この4カ国はまた、「イラン側の協力が不十分」なために、一連の対立や保障措置の問題が未解決のままとなっていると主張し、イランに対して「保障措置関連で残された問題を全て解決するためのさらなる協力というIAEA提案を直ちに受け入れる」よう求めています。
こうした中、イラン国内の3箇所でごく微量の濃縮ウランが発見されたという申し立ては、そもそも数十年前の物質に対するものであり、既にイランの核開発に関する「軍事的側面の可能性(PMD)」という枠組みで、IAEAによってすでに調査が行われ、イラン側からの回答により解決済みとなっています。イランが現在、様々な濃度での濃縮ウラン数百kgを保有している中で、彼らが指摘する施設においてのごく微量のウランの保有・存在目的は何か、などという疑問を追及することは、全く無益かつ行う必要性が理解できないものです。しかし現在、特にラファエル・グロッシ事務局長を筆頭とするIAEAは、IAEAはおろかNPT核兵器不拡散条約にすら加盟していないシオニスト政権イスラエルの主張に踊らされ、この件に関してイランに対し一連の疑問を提示するとともに、イランがしかるべき回答を過去に示したにもかかわらず、説得性に欠けると再び言いがかりをつけています。
その一方で、グロッシ事務局長は今月3日、被占領地パレスチナを訪問して、IAEA理事会を目前にベネット・イスラエル首相と会談しました。ここで浮かび上がる疑問は、この訪問・会談が一体どのような意図で行われ、6日月曜の会合でグロッシ事務局長が提起した一連の主張にどのような影響があったのか、ということです。
グロッシ事務局長はIAEA理事会会合の開会演説において、「自国内の未申告の3つの核施設で発見された核物質に関するイラン側の説明は、技術面で説得力のあるものではなく、これに関する保障措置問題が残されている」と語りました。
これに対し、イラン原子力庁のエスラーミー長官は、「IAEAに対するわが国の回答は正確なものだった」と強調し、「IAEA事務局長は、我々の回答が納得のゆくものだったとする意志が微塵もない。
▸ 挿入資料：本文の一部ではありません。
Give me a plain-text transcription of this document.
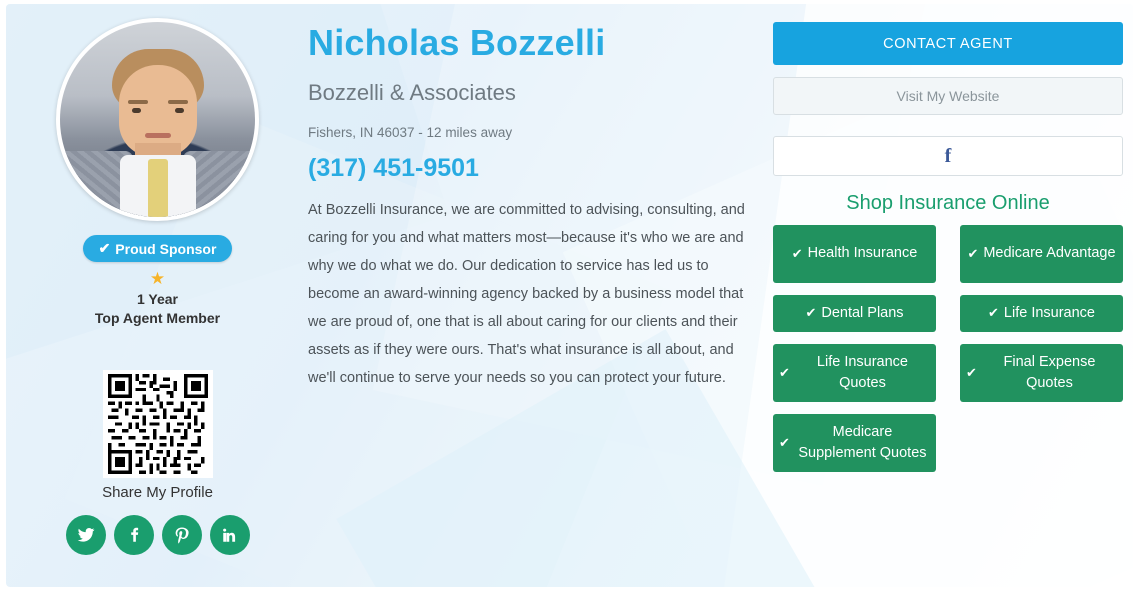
✔ Proud Sponsor
★
1 Year
Top Agent Member
Share My Profile
Nicholas Bozzelli
Bozzelli & Associates
Fishers, IN 46037 - 12 miles away
(317) 451-9501

At Bozzelli Insurance, we are committed to advising, consulting, and caring for you and what matters most—because it's who we are and why we do what we do. Our dedication to service has led us to become an award-winning agency backed by a business model that we are proud of, one that is all about caring for our clients and their assets as if they were ours. That's what insurance is all about, and we'll continue to serve your needs so you can protect your future.

CONTACT AGENT
Visit My Website
f
Shop Insurance Online
✔ Health Insurance	✔ Medicare Advantage
✔ Dental Plans	✔ Life Insurance
✔
Life Insurance Quotes
✔
Final Expense Quotes
✔
Medicare Supplement Quotes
IAEAは、特にイスラエルを筆頭とする我々の敵の諜報活動に基づく報告を論拠としている」と述べています。
IAEAおよびその事務局長の中立性に疑問を投げかけるもう1つの問題は、核の番人とも称されるこの国際監視組織とその長がなぜ、イランの専門核施設やイラン人の核研究者に対するイスラエルの複数回に及ぶ攻撃を非難せず、これに関して何らかの立場表明さえしてこなかったのか、ということです。
イランは、IAEA理事会での対イラン決議草案の提出という西側諸国の敵対行為の続行、そして、IAEA事務局長による私欲がらみのアプローチに関して押し黙っていることはなく、確実に国益保護のために必要な措置をとることになるでしょう。